Le rapport ajoute que des informaticiens, des militants du droit de vote, des agences de renseignement américaines et un juge fédéral ont continuellement mis en garde contre les lacunes du système géorgien en matière de sécurité, mais que les responsables de l’État ont écarté leurs inquiétudes. Une enquête de l’AJC a également déterminé que le bureau du secrétaire d’État Brad Raffensperger a affaibli les défenses du système en désactivant les protections par mot de passe sur un élément clé qui contrôle qui est autorisé à voter.

Le rapport se poursuit:

Les fonctionnaires demandent aux électeurs de vérifier leur choix sur un bulletin de vote en papier avant de le transmettre à un scanner optique. Mais le scanner n’enregistre pas le texte que les électeurs voient ; il lit plutôt un code-barres de réponse rapide non crypté, ou QR, qui est indéchiffrable à l’œil nu.
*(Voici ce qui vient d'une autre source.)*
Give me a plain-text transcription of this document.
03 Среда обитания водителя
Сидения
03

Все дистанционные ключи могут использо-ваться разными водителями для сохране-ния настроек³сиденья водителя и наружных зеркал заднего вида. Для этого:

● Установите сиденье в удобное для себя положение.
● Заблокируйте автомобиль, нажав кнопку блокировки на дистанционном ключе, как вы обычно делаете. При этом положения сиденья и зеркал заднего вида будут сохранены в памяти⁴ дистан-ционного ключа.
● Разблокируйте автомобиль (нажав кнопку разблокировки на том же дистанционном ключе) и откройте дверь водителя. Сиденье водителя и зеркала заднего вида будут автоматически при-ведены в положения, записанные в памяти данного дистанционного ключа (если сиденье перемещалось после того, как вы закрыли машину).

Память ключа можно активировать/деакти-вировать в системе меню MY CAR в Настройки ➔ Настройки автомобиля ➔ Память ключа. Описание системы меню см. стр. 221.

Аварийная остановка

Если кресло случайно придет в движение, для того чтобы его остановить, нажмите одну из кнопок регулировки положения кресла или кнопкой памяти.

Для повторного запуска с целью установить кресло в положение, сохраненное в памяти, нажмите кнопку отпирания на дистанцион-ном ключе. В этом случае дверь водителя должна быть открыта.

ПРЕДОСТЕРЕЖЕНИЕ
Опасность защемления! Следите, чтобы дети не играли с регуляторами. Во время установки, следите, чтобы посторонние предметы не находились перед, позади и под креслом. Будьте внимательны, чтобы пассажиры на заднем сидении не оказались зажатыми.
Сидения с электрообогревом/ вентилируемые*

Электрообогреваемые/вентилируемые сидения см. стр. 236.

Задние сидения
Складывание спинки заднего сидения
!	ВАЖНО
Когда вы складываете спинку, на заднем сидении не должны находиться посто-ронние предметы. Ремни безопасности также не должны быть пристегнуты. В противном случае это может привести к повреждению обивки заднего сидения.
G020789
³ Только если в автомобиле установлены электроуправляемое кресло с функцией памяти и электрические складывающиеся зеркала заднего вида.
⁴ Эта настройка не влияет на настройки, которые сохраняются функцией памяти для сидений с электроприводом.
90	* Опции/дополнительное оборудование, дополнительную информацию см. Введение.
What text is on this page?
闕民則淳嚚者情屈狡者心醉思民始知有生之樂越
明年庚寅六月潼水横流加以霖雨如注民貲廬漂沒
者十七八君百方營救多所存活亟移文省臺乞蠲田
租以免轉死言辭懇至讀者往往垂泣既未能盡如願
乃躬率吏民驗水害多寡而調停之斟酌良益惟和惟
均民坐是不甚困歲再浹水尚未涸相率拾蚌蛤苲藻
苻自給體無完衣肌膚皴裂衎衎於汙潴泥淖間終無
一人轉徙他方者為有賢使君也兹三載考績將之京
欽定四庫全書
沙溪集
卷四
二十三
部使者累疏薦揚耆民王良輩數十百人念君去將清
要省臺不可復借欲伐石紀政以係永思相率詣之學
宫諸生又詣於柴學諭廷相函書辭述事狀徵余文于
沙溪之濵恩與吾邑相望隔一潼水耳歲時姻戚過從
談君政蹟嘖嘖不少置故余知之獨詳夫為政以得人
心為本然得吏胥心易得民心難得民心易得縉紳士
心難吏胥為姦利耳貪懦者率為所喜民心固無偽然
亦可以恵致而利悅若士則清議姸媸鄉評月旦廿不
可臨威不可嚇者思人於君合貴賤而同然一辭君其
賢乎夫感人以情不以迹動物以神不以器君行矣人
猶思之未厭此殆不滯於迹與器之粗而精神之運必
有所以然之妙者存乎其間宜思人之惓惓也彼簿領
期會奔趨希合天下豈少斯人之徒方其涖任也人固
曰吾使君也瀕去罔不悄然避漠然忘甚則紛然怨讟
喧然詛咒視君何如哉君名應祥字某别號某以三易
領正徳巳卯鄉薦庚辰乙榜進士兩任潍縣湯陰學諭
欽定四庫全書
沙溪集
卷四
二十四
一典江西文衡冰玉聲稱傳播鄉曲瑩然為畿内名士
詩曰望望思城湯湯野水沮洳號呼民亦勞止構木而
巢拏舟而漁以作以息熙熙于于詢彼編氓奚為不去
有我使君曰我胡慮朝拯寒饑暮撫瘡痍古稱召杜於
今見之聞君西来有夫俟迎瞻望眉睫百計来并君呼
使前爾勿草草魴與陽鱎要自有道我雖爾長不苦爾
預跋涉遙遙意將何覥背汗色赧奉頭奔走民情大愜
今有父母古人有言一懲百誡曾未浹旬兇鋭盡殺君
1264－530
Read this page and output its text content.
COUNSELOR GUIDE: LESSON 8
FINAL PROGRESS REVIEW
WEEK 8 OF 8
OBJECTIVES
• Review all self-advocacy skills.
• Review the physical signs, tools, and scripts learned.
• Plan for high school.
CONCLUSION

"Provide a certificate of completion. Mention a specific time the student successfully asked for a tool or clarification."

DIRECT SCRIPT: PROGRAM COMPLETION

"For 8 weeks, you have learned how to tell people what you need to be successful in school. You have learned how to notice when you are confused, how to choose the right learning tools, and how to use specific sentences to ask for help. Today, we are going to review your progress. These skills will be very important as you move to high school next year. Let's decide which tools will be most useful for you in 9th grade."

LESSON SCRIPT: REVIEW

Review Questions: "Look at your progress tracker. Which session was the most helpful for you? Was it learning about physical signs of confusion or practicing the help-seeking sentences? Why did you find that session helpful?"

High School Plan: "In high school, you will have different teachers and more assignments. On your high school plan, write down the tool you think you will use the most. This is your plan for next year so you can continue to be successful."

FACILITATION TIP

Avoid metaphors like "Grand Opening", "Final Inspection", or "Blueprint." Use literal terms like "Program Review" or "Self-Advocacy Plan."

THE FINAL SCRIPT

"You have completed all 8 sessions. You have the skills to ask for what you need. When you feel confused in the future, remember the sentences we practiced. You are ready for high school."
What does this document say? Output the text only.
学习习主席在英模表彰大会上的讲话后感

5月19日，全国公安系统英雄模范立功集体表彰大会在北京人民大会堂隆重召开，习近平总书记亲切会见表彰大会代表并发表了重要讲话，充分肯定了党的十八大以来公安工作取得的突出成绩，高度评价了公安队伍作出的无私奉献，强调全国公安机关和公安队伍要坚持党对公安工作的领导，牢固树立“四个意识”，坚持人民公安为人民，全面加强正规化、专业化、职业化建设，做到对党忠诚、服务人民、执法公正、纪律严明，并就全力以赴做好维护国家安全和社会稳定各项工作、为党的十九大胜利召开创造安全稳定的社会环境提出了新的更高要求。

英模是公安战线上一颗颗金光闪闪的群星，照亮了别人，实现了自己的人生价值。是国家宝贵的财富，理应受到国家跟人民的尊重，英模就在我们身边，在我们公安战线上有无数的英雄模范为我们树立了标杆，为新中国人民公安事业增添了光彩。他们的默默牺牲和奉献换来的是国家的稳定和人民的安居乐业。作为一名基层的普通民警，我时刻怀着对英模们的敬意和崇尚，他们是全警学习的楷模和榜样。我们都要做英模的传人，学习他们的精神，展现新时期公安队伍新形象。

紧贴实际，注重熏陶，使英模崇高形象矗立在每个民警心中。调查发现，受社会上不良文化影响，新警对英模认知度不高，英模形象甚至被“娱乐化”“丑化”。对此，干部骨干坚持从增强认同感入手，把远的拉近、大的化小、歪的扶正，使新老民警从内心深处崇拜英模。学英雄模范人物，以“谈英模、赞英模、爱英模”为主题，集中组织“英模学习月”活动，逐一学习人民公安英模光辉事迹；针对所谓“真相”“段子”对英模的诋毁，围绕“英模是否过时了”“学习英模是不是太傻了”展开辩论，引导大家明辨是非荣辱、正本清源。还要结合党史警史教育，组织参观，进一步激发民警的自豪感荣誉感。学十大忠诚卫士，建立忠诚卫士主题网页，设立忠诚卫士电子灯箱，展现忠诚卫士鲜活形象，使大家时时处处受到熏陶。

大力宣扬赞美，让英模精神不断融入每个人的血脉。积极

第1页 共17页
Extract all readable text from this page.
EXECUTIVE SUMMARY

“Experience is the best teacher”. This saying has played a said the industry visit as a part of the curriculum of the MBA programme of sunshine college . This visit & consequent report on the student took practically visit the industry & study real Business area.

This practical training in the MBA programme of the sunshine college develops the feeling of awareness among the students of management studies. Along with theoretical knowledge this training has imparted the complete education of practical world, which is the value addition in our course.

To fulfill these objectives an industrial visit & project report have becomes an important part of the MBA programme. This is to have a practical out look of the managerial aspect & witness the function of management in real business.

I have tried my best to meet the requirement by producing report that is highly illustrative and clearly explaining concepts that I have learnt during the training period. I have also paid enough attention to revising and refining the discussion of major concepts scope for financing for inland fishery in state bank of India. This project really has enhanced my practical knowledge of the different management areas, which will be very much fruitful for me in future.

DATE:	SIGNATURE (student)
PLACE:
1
En altérant les machines de vote individuelles ou en infiltrant le serveur électoral central de l’État, les pirates informatiques peuvent systématiquement modifier les codes-barres pour changer les votes.

Une telle manipulation ne pourrait pas être détectée sans un audit après les élections.

Le nouveau système de vote « présente de sérieuses vulnérabilités de sécurité et des problèmes opérationnels » causés par « les déficits fondamentaux et l’exposition », a écrit la juge américaine Amy Totenberg dans une ordonnance récente, dans laquelle elle a critiqué les fonctionnaires de l’État de ne pas prendre les problèmes plus au sérieux.

« Ces risques », a écrit Totenberg, « ne sont ni hypothétiques ni éloignés dans les circonstances actuelles ».

Le rapport ajoute que le Texas a rejeté Dominion Voting Systems, disant que ses inspecteurs ont rencontré « de multiples problèmes de matériel » et ne pouvaient pas certifier qu’il était « à l’abri de toute manipulation frauduleuse ou non autorisée ».

Dominion n’est pas d’accord avec ces conclusions, affirmant que plusieurs grandes collectivités locales du pays – comme le comté de Cook, dans l’Illinois, qui comprend Chicago, et les comtés de San Francisco et San Diego en Californie – ont acheté leur système.

Les agences de renseignement américaines ont toutefois averti que ces systèmes peuvent être la cible de gouvernements étrangers qui tentent de perturber les élections.